Infrastructure 3.0: Load balancing, observability, and deployments
In our last blog about our infrastructure, we described how we moved from VMs to Kubernetes. This is a continuation of that journey.
We’ll also go over some of the challenges we’ve met along the way, how we dealt with them, and what’s coming up in the next iteration.
Load balancing
Unleash uses Traefik as a reverse proxy and load balancer.
Before, we ran Traefik by setting up Network Load Balancers (NLBs) through service annotations. Now, Traefik is exposed by NLBs that we set up directly using Pulumi.
Here’s how we got there: After some time, we noticed that we were failing to serve some requests. Specifically, the requests timed out without reaching our Unleash instances.
We found that this only happened when a). we rolled out new versions of Traefik, or b). Traefik pods were scaled down. The root cause of this issue was that Traefik didn’t have enough time to finish ongoing requests before shutting down.
Here’s what I mean: When a Traefik pod stopped, it did not give the AWS NLB enough time to mark the host with that Traefik instance on it as unhealthy so that it stopped sending traffic to it.
Part of the fix included leveraging the preStop lifecycle in Kubernetes:
lifecycle: {
preStop: {
exec: {
command: ["/bin/sh", "-c", "pkill -TERM traefik; while killall -0 traefik;do sleep 1; done"]
}
}
},
'--entrypoints.websecure.transport.lifecycle.requestacceptgracetimeout=60s',
'--entrypoints.traefik.transport.lifecycle.requestacceptgracetimeout=60s',
'--entrypoints.web.transport.lifecycle.requestacceptgracetimeout=60s',
'--entrypoints.metrics.transport.lifecycle.requestacceptgracetimeout=60s',
This code makes a Traefik pod serve requests for 60 seconds after it’s told to shut down on all endpoints, excluding the health endpoint /ping.

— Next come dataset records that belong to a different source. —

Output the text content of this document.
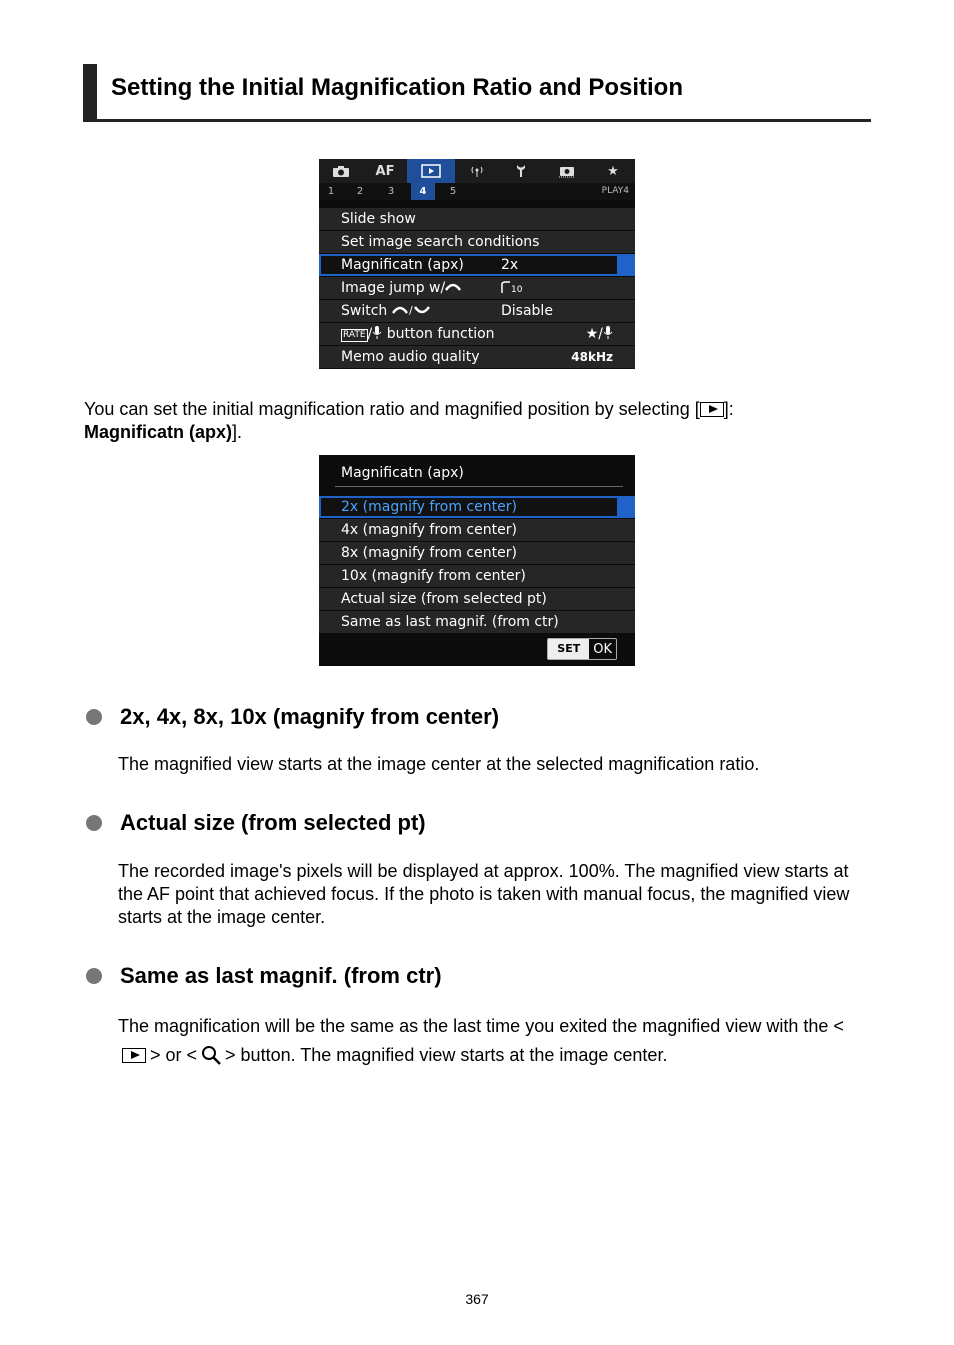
Setting the Initial Magnification Ratio and Position
AF	★
1	2	3	4	5	PLAY4
Slide show
Set image search conditions
Magnificatn (apx)	2x
Image jump w/	10
Switch /	Disable
RATE / button function	★/
Memo audio quality	48kHz

You can set the initial magnification ratio and magnified position by selecting [ ]:
Magnificatn (apx)].

Magnificatn (apx)
2x (magnify from center)
4x (magnify from center)
8x (magnify from center)
10x (magnify from center)
Actual size (from selected pt)
Same as last magnif. (from ctr)
SET	OK
2x, 4x, 8x, 10x (magnify from center)

The magnified view starts at the image center at the selected magnification ratio.

Actual size (from selected pt)

The recorded image's pixels will be displayed at approx. 100%. The magnified view starts at the AF point that achieved focus. If the photo is taken with manual focus, the magnified view starts at the image center.

Same as last magnif. (from ctr)

The magnification will be the same as the last time you exited the magnified view with the <> or < > button. The magnified view starts at the image center.

367
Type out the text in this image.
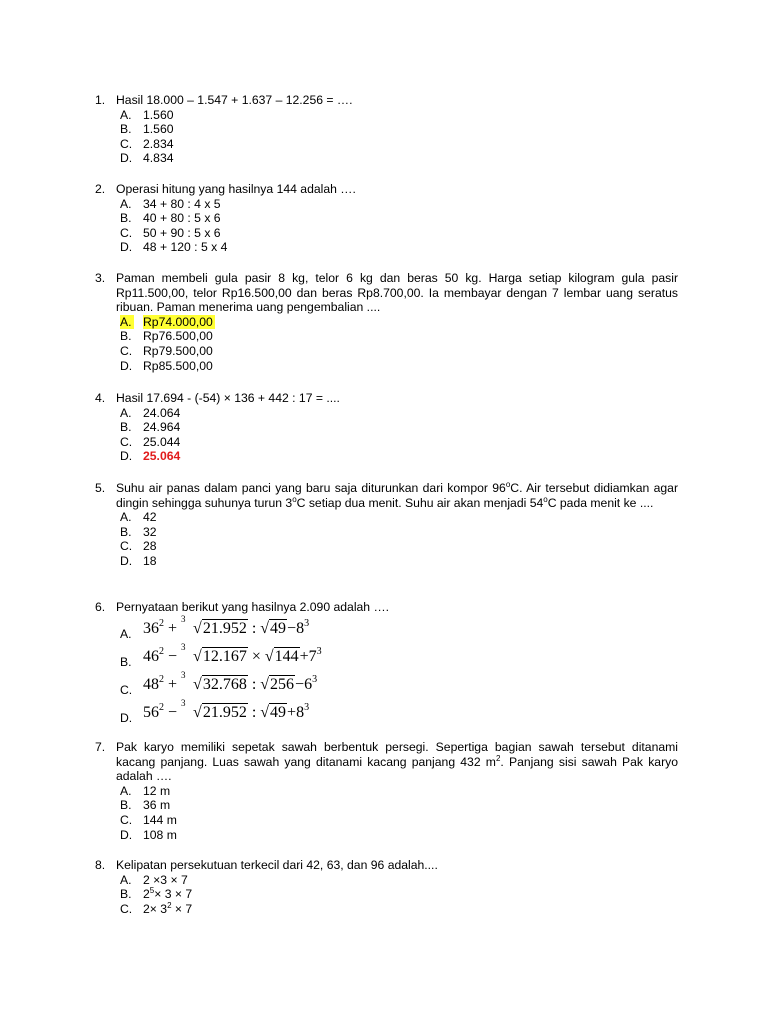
1. Hasil 18.000 – 1.547 + 1.637 – 12.256 = ….
A. 1.560
B. 1.560
C. 2.834
D. 4.834
2. Operasi hitung yang hasilnya 144 adalah ….
A. 34 + 80 : 4 x 5
B. 40 + 80 : 5 x 6
C. 50 + 90 : 5 x 6
D. 48 + 120 : 5 x 4
3. Paman membeli gula pasir 8 kg, telor 6 kg dan beras 50 kg. Harga setiap kilogram gula pasir Rp11.500,00, telor Rp16.500,00 dan beras Rp8.700,00. Ia membayar dengan 7 lembar uang seratus ribuan. Paman menerima uang pengembalian ....
A. Rp74.000,00
B. Rp76.500,00
C. Rp79.500,00
D. Rp85.500,00
4. Hasil 17.694 - (-54) × 136 + 442 : 17 = ....
A. 24.064
B. 24.964
C. 25.044
D. 25.064
5. Suhu air panas dalam panci yang baru saja diturunkan dari kompor 96$^o$C. Air tersebut didiamkan agar dingin sehingga suhunya turun 3$^o$C setiap dua menit. Suhu air akan menjadi 54$^o$C pada menit ke ....
A. 42
B. 32
C. 28
D. 18
6. Pernyataan berikut yang hasilnya 2.090 adalah ….
A. $36^2$ +
3
√21.952 : $√49-8^3$
B. $46^2$ −
3
$√12.167 \times √144+7^3$
C. $48^2$ +
3
√32.768 : $√256-6^3$
D. $56^2$ −
3
√21.952 : $√49+8^3$
7. Pak karyo memiliki sepetak sawah berbentuk persegi. Sepertiga bagian sawah tersebut ditanami kacang panjang. Luas sawah yang ditanami kacang panjang 432 $m^2$. Panjang sisi sawah Pak karyo adalah ….
A. 12 m
B. 36 m
C. 144 m
D. 108 m
8. Kelipatan persekutuan terkecil dari 42, 63, dan 96 adalah....
A. 2 ×3 × 7
B. $2^5\times 3 \times 7$
C. $2\times 3^2 \times 7$
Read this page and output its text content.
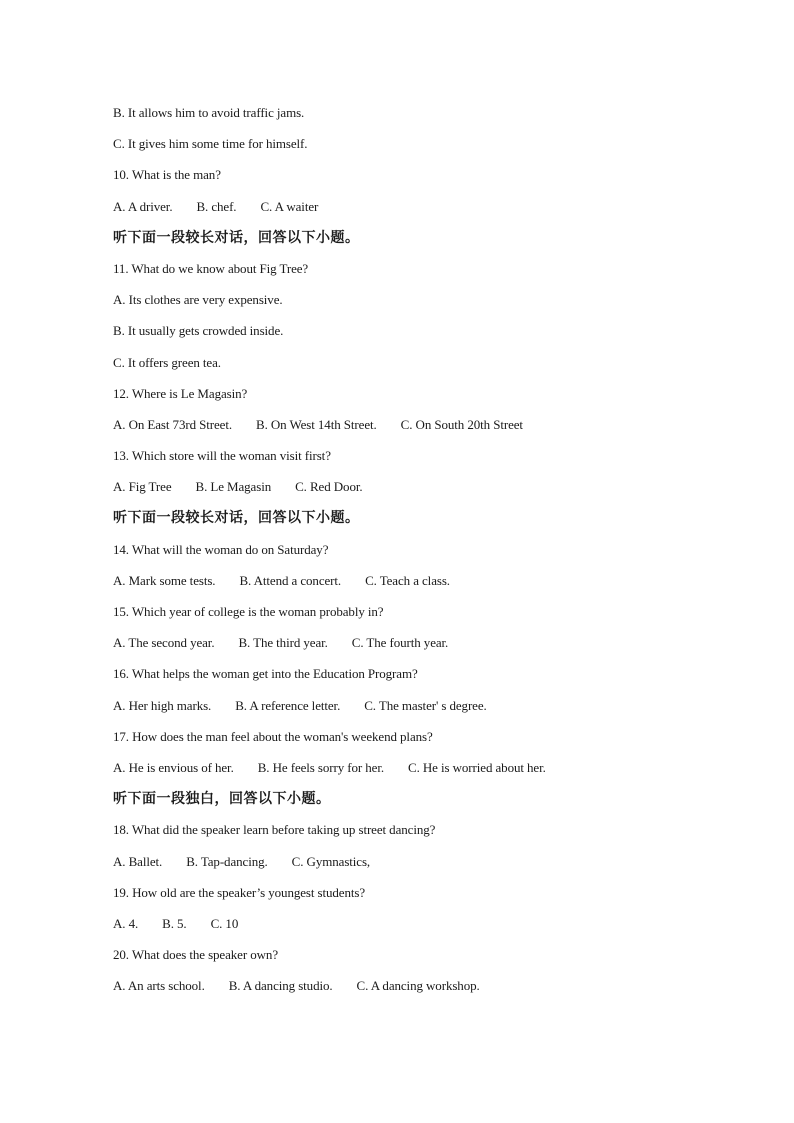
B. It allows him to avoid traffic jams.
C. It gives him some time for himself.
10. What is the man?
A. A driver. B. chef. C. A waiter
听下面一段较长对话，回答以下小题。
11. What do we know about Fig Tree?
A. Its clothes are very expensive.
B. It usually gets crowded inside.
C. It offers green tea.
12. Where is Le Magasin?
A. On East 73rd Street. B. On West 14th Street. C. On South 20th Street
13. Which store will the woman visit first?
A. Fig Tree B. Le Magasin C. Red Door.
听下面一段较长对话，回答以下小题。
14. What will the woman do on Saturday?
A. Mark some tests. B. Attend a concert. C. Teach a class.
15. Which year of college is the woman probably in?
A. The second year. B. The third year. C. The fourth year.
16. What helps the woman get into the Education Program?
A. Her high marks. B. A reference letter. C. The master' s degree.
17. How does the man feel about the woman's weekend plans?
A. He is envious of her. B. He feels sorry for her. C. He is worried about her.
听下面一段独白，回答以下小题。
18. What did the speaker learn before taking up street dancing?
A. Ballet. B. Tap-dancing. C. Gymnastics,
19. How old are the speaker’s youngest students?
A. 4. B. 5. C. 10
20. What does the speaker own?
A. An arts school. B. A dancing studio. C. A dancing workshop.
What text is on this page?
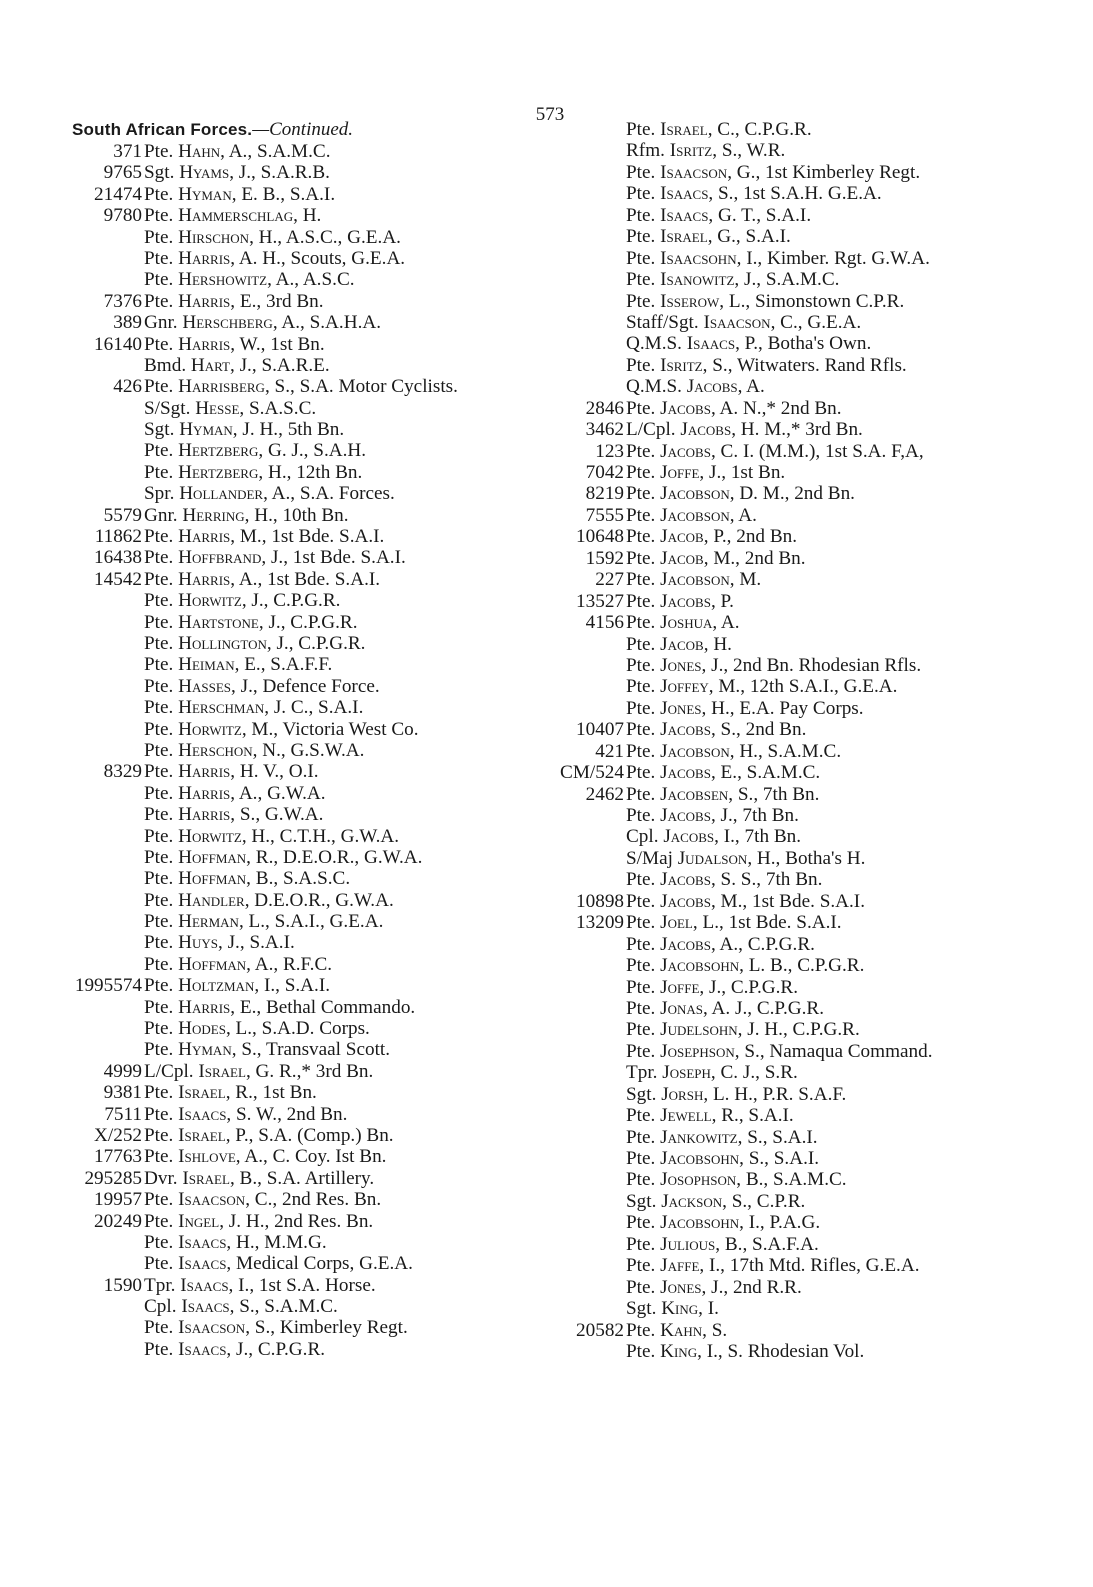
573
South African Forces.—Continued.
371 Pte. Hahn, A., S.A.M.C.
9765 Sgt. Hyams, J., S.A.R.B.
21474 Pte. Hyman, E. B., S.A.I.
9780 Pte. Hammerschlag, H.
Pte. Hirschon, H., A.S.C., G.E.A.
Pte. Harris, A. H., Scouts, G.E.A.
Pte. Hershowitz, A., A.S.C.
7376 Pte. Harris, E., 3rd Bn.
389 Gnr. Herschberg, A., S.A.H.A.
16140 Pte. Harris, W., 1st Bn.
Bmd. Hart, J., S.A.R.E.
426 Pte. Harrisberg, S., S.A. Motor Cyclists.
S/Sgt. Hesse, S.A.S.C.
Sgt. Hyman, J. H., 5th Bn.
Pte. Hertzberg, G. J., S.A.H.
Pte. Hertzberg, H., 12th Bn.
Spr. Hollander, A., S.A. Forces.
5579 Gnr. Herring, H., 10th Bn.
11862 Pte. Harris, M., 1st Bde. S.A.I.
16438 Pte. Hoffbrand, J., 1st Bde. S.A.I.
14542 Pte. Harris, A., 1st Bde. S.A.I.
Pte. Horwitz, J., C.P.G.R.
Pte. Hartstone, J., C.P.G.R.
Pte. Hollington, J., C.P.G.R.
Pte. Heiman, E., S.A.F.F.
Pte. Hasses, J., Defence Force.
Pte. Herschman, J. C., S.A.I.
Pte. Horwitz, M., Victoria West Co.
Pte. Herschon, N., G.S.W.A.
8329 Pte. Harris, H. V., O.I.
Pte. Harris, A., G.W.A.
Pte. Harris, S., G.W.A.
Pte. Horwitz, H., C.T.H., G.W.A.
Pte. Hoffman, R., D.E.O.R., G.W.A.
Pte. Hoffman, B., S.A.S.C.
Pte. Handler, D.E.O.R., G.W.A.
Pte. Herman, L., S.A.I., G.E.A.
Pte. Huys, J., S.A.I.
Pte. Hoffman, A., R.F.C.
1995574 Pte. Holtzman, I., S.A.I.
Pte. Harris, E., Bethal Commando.
Pte. Hodes, L., S.A.D. Corps.
Pte. Hyman, S., Transvaal Scott.
4999 L/Cpl. Israel, G. R.,* 3rd Bn.
9381 Pte. Israel, R., 1st Bn.
7511 Pte. Isaacs, S. W., 2nd Bn.
X/252 Pte. Israel, P., S.A. (Comp.) Bn.
17763 Pte. Ishlove, A., C. Coy. Ist Bn.
295285 Dvr. Israel, B., S.A. Artillery.
19957 Pte. Isaacson, C., 2nd Res. Bn.
20249 Pte. Ingel, J. H., 2nd Res. Bn.
Pte. Isaacs, H., M.M.G.
Pte. Isaacs, Medical Corps, G.E.A.
1590 Tpr. Isaacs, I., 1st S.A. Horse.
Cpl. Isaacs, S., S.A.M.C.
Pte. Isaacson, S., Kimberley Regt.
Pte. Isaacs, J., C.P.G.R.
Pte. Israel, C., C.P.G.R.
Rfm. Isritz, S., W.R.
Pte. Isaacson, G., 1st Kimberley Regt.
Pte. Isaacs, S., 1st S.A.H. G.E.A.
Pte. Isaacs, G. T., S.A.I.
Pte. Israel, G., S.A.I.
Pte. Isaacsohn, I., Kimber. Rgt. G.W.A.
Pte. Isanowitz, J., S.A.M.C.
Pte. Isserow, L., Simonstown C.P.R.
Staff/Sgt. Isaacson, C., G.E.A.
Q.M.S. Isaacs, P., Botha's Own.
Pte. Isritz, S., Witwaters. Rand Rfls.
Q.M.S. Jacobs, A.
2846 Pte. Jacobs, A. N.,* 2nd Bn.
3462 L/Cpl. Jacobs, H. M.,* 3rd Bn.
123 Pte. Jacobs, C. I. (M.M.), 1st S.A. F,A,
7042 Pte. Joffe, J., 1st Bn.
8219 Pte. Jacobson, D. M., 2nd Bn.
7555 Pte. Jacobson, A.
10648 Pte. Jacob, P., 2nd Bn.
1592 Pte. Jacob, M., 2nd Bn.
227 Pte. Jacobson, M.
13527 Pte. Jacobs, P.
4156 Pte. Joshua, A.
Pte. Jacob, H.
Pte. Jones, J., 2nd Bn. Rhodesian Rfls.
Pte. Joffey, M., 12th S.A.I., G.E.A.
Pte. Jones, H., E.A. Pay Corps.
10407 Pte. Jacobs, S., 2nd Bn.
421 Pte. Jacobson, H., S.A.M.C.
CM/524 Pte. Jacobs, E., S.A.M.C.
2462 Pte. Jacobsen, S., 7th Bn.
Pte. Jacobs, J., 7th Bn.
Cpl. Jacobs, I., 7th Bn.
S/Maj Judalson, H., Botha's H.
Pte. Jacobs, S. S., 7th Bn.
10898 Pte. Jacobs, M., 1st Bde. S.A.I.
13209 Pte. Joel, L., 1st Bde. S.A.I.
Pte. Jacobs, A., C.P.G.R.
Pte. Jacobsohn, L. B., C.P.G.R.
Pte. Joffe, J., C.P.G.R.
Pte. Jonas, A. J., C.P.G.R.
Pte. Judelsohn, J. H., C.P.G.R.
Pte. Josephson, S., Namaqua Command.
Tpr. Joseph, C. J., S.R.
Sgt. Jorsh, L. H., P.R. S.A.F.
Pte. Jewell, R., S.A.I.
Pte. Jankowitz, S., S.A.I.
Pte. Jacobsohn, S., S.A.I.
Pte. Josophson, B., S.A.M.C.
Sgt. Jackson, S., C.P.R.
Pte. Jacobsohn, I., P.A.G.
Pte. Julious, B., S.A.F.A.
Pte. Jaffe, I., 17th Mtd. Rifles, G.E.A.
Pte. Jones, J., 2nd R.R.
Sgt. King, I.
20582 Pte. Kahn, S.
Pte. King, I., S. Rhodesian Vol.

However, the result was that we had just made our termination of Traefik pods slower without getting rid of the requests that were timing out.
We discovered an issue in the Kubernetes service the NLB was using to reach Traefik. It was immediately shutting off traffic when the pod entered its terminating state.
Obviously, this wasn’t great. Both the Kubernetes service and the NLB decided when to route traffic, and to where. Kubernetes made decisions faster than the NLB could. This caused the service and NLB to end up out of sync.
So we decided to remove the service layer in Kubernetes by exposing Traefik through host ports from the pods. We then targeted the host ports from the NLB instead of the Kubernetes service.
This meant we set up the NLBs ourselves rather than auto provisioning the NLB through annotations on the service object. This solved our issues.
Observability
Logging
We have transitioned from sending logs directly to Cloudwatch from our applications, to just logging to standard output. This follows the recommendations from The Twelve Factor App.
Inside our clusters we run Fluent Bit as a daemonset that pushes application logs to Loki and S3.
We set up Loki with a 7 day retention period in each Kubernetes cluster. We use Grafana as the interface for querying logs. We leverage S3 for longer retention times.
Metrics
We’ve migrated from Prometheus to VictoriaMetrics.
We now use VMAgent to scrape metrics. Then we leverage remote write to write to both a central VictoriaMetrics instance and a local instance in the cluster.
What this means is we can now expose metrics from VictoriaMetrics in our Unleash instances. The network traffic view in our SaaS offering is powered by VictoriaMetrics.
Deployments
As of this blog, we host roughly 450 customer instances.
Earlier we had used Pulumi to handle all deployments on our hosted instances. It took a lot of time.
Stacks had to be constantly updated due to the way it was set up. It was fragile, nerve wracking, and pretty terrible for our internal developers.
To compensate, we’ve split out Pulumi’s deployment responsibility into three parts:
- Pulumi for customer configuration
- Unleash Cloud Operator for managing how Unleash runs in Kubernetes
- Release Channel Operator for keeping the Unleash version updated
This means Pulumi only updates a CRD when we deploy new versions into production. With this new configuration, we can deploy a new version to 200 customers in less than 10 minutes.
What’s next in Unleash’s infrastructure?
Some things we’re working on for the next iteration of our infrastructure:
- We’ve begun running Spot instances in our clusters.
- We found that some of our workloads are not compatible with draining nodes. To handle those workloads, we’ve written a Kubernetes drain assistant.
- Together, Spot instances and reliable draining enable us to introduce Karpenter to our clusters. You’ll remember that we mentioned Karpenter in our last blog. While we’re not quite there yet, we’re super close to leveraging Karpenter’s ability to autoscale, rightsize, and balance availability zones.